ABSTRACT

SUMMARY This paper proposes Photonic Core Node based on a 2.56-Terabit/s opto-electronic switching fabric, which can economically handle the rapidly increasing multimedia traffics, such as Internet traffic. We have successfully developed the first prototype of Photonic Core Node. The prototype consists of a single-stage full-crossbar opto-electronic switching fabric, super-packet buffers for input queuing, and a desynchronized-round-robin scheduler. The switching fabric is upgradable up to 2.56 Tb/s, and employs wavelength-division-multiplexing techniques, which dramatically reduce the total number of optical switching elements down to one-eighth the number of those used in a conventional switching fabric.
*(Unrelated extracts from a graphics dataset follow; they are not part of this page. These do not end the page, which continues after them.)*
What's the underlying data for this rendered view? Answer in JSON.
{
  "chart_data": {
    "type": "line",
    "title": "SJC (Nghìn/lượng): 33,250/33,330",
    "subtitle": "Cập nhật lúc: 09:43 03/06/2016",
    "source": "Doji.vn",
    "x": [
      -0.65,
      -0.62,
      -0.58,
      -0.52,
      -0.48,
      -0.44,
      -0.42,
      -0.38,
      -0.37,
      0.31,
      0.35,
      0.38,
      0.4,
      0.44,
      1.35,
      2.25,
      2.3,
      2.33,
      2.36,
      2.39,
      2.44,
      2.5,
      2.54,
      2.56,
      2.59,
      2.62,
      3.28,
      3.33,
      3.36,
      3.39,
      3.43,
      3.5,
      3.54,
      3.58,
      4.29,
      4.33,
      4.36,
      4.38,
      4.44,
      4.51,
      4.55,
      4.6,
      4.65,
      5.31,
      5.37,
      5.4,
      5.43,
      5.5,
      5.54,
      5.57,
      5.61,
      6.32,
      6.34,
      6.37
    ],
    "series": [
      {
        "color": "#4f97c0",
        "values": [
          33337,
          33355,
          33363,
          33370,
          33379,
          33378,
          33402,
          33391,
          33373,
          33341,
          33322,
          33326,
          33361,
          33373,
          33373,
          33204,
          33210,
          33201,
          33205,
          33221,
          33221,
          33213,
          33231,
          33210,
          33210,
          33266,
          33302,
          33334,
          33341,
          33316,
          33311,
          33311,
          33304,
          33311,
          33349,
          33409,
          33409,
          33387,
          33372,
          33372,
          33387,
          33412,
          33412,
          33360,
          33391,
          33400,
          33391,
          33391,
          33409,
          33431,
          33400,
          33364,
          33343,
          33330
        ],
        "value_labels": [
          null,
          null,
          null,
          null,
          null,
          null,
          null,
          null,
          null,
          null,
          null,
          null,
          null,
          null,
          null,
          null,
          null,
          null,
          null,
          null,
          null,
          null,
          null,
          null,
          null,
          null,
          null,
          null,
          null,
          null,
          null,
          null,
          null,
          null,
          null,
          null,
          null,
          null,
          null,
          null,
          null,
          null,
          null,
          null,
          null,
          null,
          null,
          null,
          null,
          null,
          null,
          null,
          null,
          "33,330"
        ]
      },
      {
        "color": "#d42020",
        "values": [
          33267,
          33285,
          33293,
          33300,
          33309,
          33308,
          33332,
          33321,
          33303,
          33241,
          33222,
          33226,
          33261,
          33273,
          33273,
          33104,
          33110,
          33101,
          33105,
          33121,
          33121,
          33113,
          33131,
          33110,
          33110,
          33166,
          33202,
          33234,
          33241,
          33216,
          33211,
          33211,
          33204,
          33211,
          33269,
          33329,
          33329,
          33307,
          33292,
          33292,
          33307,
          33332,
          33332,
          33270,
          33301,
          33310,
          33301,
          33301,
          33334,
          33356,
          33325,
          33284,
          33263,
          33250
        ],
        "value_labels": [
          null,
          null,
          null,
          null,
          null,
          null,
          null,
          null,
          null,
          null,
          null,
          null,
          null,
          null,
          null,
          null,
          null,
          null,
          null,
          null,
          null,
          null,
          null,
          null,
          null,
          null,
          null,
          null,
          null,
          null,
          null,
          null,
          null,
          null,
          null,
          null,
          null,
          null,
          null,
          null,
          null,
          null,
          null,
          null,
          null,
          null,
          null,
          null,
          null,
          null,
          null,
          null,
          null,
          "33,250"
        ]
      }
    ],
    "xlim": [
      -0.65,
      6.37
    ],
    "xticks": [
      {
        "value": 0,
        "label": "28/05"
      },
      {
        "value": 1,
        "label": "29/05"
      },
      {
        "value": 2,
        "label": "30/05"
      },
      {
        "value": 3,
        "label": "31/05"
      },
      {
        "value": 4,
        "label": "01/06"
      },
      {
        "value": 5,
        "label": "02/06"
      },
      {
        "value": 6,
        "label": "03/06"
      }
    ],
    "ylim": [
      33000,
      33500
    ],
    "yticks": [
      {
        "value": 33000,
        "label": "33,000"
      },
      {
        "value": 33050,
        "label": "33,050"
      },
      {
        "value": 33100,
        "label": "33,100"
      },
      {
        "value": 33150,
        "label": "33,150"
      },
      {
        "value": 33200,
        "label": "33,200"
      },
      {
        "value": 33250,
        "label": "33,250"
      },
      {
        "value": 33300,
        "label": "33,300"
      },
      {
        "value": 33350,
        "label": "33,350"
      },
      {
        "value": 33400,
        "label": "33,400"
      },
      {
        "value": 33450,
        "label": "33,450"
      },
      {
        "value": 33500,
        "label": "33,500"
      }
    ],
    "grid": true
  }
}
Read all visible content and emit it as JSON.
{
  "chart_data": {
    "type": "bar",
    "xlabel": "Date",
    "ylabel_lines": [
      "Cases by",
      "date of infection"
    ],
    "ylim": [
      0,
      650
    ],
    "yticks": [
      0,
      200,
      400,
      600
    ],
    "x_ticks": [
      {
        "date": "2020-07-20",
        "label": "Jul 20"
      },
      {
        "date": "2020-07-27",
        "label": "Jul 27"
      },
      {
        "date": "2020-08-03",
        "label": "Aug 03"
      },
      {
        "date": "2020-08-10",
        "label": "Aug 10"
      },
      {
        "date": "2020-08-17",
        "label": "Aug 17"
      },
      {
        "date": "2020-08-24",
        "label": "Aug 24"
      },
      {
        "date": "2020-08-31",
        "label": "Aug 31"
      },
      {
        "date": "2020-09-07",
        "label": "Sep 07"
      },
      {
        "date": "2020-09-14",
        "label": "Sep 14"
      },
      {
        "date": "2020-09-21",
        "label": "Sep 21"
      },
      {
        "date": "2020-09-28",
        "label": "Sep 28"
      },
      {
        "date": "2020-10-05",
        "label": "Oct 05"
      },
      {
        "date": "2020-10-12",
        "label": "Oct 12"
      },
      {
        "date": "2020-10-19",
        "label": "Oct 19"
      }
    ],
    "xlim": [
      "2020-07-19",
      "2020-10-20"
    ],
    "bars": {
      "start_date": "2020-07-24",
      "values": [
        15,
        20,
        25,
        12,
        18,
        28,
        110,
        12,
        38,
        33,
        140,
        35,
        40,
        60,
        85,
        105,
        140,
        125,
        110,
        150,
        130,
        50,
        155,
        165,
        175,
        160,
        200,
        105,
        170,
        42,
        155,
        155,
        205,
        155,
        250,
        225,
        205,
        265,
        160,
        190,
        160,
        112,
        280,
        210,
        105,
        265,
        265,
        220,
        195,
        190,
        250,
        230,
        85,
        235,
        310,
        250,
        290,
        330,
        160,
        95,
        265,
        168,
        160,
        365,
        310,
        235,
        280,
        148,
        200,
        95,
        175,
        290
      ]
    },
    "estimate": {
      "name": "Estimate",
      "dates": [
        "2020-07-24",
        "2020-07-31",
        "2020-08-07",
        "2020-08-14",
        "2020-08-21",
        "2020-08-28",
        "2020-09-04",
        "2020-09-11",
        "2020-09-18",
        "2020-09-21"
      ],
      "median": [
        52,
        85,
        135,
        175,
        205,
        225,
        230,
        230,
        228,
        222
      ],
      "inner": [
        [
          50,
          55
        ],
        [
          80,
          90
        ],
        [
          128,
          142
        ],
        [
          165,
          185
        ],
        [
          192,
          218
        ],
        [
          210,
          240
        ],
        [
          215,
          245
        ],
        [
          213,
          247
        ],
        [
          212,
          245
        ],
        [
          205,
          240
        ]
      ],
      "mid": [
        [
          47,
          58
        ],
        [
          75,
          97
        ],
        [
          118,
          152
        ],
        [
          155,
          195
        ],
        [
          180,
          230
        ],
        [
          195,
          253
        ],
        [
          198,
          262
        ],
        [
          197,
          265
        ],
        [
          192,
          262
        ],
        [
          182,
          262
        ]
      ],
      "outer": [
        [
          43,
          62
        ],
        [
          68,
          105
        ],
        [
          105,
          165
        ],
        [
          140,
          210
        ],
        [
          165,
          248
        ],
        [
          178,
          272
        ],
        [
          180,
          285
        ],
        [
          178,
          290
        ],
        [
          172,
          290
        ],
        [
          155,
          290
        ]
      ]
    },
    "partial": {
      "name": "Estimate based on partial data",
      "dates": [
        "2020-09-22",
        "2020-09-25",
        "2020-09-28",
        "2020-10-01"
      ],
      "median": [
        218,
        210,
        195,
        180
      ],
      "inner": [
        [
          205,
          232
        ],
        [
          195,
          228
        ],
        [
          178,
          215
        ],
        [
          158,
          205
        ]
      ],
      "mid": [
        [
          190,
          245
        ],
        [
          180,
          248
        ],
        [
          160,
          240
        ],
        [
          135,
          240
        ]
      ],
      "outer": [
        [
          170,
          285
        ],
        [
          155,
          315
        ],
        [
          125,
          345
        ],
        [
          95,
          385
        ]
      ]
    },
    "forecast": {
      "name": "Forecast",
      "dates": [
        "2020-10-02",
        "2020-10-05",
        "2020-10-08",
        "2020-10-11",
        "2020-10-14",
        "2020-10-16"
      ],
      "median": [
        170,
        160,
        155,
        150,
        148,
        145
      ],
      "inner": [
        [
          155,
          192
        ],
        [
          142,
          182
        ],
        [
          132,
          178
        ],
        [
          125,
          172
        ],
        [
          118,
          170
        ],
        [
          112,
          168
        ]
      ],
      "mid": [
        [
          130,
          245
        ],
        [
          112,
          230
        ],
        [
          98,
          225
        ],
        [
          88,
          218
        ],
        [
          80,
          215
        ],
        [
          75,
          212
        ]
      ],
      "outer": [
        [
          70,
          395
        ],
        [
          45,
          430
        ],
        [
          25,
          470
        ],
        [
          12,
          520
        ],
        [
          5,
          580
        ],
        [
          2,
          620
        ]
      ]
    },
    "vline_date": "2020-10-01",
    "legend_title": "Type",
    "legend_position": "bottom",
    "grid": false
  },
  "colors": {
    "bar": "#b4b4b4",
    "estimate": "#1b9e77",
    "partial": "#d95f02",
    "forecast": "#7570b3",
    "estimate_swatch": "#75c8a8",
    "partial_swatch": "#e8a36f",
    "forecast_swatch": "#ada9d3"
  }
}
The super-packet buffer assembles 16 ATM cells routed to the same output port into a single fixed-length packet. The super-packet-switching scheme drastically reduces the overhead of optical switching from 32 to 2.9%, although it tends to decrease effective throughput. The desynchronized-round-robin scheduler maintains nearly 100% effective throughput for random traffic, recursively resolving the contention of connection requests in one scheduling routine while keeping fairness in a round robin manner. The proposed Photonic Core Node can accommodate not only ATM switching but also WDM optical path grooming/multiplexing, and IP routing by using IP input buffer interfaces, because optical switches are bit-rate/format-independent.